Oil prices tumbled today after The Fed's Lael Brainard curb-stomped any US demand rebound hopes with talk of fast and furious QT (even as EU and US announced plans for more sanctions on Russia).
The “U.S. dollar strength likely contributed to late day sell-off,” in the oil market, said Ryan Fitzmaurice, a commodities strategist at Rabobank.
“The threat of European sanctions on Russian oil remains an upside risk for crude prices despite the firm opposition in the short term from certain member states,” said Craig Erlam, senior market analyst at Oanda.
For now, any signs of demand destruction in inventory/production data is key.
Crude +1.08mm (-2.056mm exp)
After last week's product builds (and 2 straight weekly crude draws), API reported an unexpected build in crude stocks (and another build in distillates)...
WTI is hovering just above $100.50 (off the post-Biden-SPR-plan lows) ahead of the API data and barely budged on the unexpected crude build...
As Bloomberg notes, the possibility of new curbs is offsetting the impact in the global crude market of a vast release from the U.S. Strategic Petroleum Reserves (SPR,) beginning in May, in a bid to tame prices.

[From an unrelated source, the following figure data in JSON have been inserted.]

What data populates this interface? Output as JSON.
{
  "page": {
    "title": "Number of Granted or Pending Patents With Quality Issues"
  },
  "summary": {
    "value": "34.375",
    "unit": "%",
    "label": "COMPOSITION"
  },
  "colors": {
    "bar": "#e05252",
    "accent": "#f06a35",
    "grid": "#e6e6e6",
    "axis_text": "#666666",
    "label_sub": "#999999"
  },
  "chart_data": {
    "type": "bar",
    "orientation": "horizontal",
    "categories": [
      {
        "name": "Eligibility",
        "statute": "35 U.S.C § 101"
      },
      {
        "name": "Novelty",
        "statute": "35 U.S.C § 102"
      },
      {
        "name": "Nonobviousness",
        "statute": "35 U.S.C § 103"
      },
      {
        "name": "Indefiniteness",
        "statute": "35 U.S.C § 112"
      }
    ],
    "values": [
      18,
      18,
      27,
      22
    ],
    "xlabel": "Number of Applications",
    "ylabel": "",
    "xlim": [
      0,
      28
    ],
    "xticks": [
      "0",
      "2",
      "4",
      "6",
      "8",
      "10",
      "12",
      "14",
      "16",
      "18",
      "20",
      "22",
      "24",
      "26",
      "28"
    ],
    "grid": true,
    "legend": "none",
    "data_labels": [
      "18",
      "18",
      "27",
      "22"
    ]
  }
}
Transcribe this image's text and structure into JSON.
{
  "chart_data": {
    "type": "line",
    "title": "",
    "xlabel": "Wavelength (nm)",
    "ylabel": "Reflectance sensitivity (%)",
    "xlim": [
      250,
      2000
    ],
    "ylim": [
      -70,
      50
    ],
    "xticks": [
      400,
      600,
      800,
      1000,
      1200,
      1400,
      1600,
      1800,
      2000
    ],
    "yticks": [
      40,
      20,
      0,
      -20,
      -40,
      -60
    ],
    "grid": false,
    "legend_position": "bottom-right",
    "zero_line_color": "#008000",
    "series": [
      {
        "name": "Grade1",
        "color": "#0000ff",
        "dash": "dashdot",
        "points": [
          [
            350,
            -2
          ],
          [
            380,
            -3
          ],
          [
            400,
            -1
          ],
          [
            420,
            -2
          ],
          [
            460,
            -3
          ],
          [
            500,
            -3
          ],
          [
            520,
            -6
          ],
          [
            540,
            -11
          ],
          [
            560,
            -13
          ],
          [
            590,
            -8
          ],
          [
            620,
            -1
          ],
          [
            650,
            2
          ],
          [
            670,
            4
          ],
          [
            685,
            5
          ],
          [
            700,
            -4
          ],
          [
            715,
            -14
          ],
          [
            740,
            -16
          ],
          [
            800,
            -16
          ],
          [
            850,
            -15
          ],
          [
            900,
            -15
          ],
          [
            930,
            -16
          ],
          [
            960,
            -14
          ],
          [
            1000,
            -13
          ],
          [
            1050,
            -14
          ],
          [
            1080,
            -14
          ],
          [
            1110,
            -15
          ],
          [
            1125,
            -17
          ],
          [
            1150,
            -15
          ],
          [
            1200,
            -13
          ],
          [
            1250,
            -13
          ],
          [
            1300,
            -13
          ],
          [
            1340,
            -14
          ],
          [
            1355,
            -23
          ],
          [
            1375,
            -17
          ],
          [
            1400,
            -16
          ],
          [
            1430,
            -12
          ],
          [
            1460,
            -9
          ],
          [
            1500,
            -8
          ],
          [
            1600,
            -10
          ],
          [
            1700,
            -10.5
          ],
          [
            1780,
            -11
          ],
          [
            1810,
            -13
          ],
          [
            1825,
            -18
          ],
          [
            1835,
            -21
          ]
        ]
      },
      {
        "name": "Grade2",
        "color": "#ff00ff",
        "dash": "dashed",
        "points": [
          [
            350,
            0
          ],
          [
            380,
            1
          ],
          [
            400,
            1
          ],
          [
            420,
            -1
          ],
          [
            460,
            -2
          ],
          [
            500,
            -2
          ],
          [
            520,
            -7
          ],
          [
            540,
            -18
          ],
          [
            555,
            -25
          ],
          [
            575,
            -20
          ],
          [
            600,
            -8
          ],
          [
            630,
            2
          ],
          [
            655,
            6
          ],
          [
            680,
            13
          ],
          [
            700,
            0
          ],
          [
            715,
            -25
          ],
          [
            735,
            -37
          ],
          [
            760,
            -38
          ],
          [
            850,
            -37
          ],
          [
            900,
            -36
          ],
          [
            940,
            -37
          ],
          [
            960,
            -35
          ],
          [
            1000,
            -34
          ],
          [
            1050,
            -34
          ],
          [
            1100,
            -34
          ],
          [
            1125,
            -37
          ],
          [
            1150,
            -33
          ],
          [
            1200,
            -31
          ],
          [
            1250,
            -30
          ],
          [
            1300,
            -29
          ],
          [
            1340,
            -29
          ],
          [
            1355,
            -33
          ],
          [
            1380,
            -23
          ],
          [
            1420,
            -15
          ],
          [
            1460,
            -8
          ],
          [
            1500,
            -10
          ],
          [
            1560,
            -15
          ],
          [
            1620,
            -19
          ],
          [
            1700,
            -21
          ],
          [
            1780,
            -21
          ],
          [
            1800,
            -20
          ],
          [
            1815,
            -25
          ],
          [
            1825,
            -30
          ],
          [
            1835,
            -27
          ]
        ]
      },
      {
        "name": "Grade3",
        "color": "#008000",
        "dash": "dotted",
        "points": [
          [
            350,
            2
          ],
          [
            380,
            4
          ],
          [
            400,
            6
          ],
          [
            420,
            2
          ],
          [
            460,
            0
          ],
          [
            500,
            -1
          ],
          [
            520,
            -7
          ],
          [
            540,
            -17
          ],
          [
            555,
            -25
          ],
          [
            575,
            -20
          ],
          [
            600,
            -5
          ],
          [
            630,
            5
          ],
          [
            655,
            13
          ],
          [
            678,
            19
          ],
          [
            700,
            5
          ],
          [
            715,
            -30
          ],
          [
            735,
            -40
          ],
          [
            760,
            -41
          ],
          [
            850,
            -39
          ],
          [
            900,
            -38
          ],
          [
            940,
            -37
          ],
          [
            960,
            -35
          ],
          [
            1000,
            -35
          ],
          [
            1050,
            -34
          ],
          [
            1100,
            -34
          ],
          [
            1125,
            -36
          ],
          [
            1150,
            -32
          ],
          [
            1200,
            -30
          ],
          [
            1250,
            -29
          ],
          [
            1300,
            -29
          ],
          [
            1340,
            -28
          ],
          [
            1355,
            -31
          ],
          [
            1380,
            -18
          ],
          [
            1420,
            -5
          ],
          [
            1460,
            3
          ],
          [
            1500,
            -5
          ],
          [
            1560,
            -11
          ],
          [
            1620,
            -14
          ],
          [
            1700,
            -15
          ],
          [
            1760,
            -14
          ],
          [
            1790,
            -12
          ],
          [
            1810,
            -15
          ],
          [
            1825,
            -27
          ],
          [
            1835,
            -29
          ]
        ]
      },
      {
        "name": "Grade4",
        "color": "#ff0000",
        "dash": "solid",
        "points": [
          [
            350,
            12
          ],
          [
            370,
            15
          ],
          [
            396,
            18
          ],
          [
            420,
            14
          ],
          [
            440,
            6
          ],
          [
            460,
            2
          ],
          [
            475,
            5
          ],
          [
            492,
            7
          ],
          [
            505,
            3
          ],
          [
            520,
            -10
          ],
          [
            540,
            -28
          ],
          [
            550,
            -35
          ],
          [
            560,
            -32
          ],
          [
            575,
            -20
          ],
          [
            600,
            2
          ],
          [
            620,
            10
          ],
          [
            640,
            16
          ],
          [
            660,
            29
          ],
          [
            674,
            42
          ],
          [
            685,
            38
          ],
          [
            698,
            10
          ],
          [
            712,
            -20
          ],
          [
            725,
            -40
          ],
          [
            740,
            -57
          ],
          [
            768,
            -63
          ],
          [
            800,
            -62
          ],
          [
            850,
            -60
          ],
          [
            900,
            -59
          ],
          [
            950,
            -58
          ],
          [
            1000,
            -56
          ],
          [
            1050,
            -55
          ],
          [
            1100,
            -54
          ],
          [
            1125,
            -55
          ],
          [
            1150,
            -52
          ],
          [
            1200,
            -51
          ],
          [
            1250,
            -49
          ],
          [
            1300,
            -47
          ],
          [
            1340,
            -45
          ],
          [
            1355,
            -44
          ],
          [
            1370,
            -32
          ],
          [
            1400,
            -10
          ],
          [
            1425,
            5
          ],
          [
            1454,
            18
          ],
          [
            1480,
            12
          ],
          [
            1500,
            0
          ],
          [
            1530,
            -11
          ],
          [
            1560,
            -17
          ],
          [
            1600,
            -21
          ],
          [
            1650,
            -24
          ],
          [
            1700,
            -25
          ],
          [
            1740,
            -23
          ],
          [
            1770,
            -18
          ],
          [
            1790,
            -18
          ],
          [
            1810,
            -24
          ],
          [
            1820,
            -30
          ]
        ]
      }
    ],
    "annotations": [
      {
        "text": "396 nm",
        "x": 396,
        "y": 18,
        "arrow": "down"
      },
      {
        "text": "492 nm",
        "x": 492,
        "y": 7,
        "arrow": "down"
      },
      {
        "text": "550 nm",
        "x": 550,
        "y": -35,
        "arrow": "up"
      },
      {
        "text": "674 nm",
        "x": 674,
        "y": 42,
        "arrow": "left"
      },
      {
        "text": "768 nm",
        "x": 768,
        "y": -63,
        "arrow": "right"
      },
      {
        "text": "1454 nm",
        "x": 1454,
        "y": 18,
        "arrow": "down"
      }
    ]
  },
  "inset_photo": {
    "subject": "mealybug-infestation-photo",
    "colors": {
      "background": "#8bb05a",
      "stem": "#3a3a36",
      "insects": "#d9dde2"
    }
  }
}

Other countries have said they’ll also make drawdowns.
“Many who were long oil got out in the last week or so on the basis that the SPR was just too much for the market to handle without some real evidence of dropping Russian crude exports,” said Scott Shelton, an energy specialist at TP ICAP Group Plc.
That move has reshaped the oil futures curve, keeping a lid on nearby prices but lifting those further into the future.
But who cares about that... it's after the Midterms! (and the next government will have to deal with the cost of refilling it at higher prices?)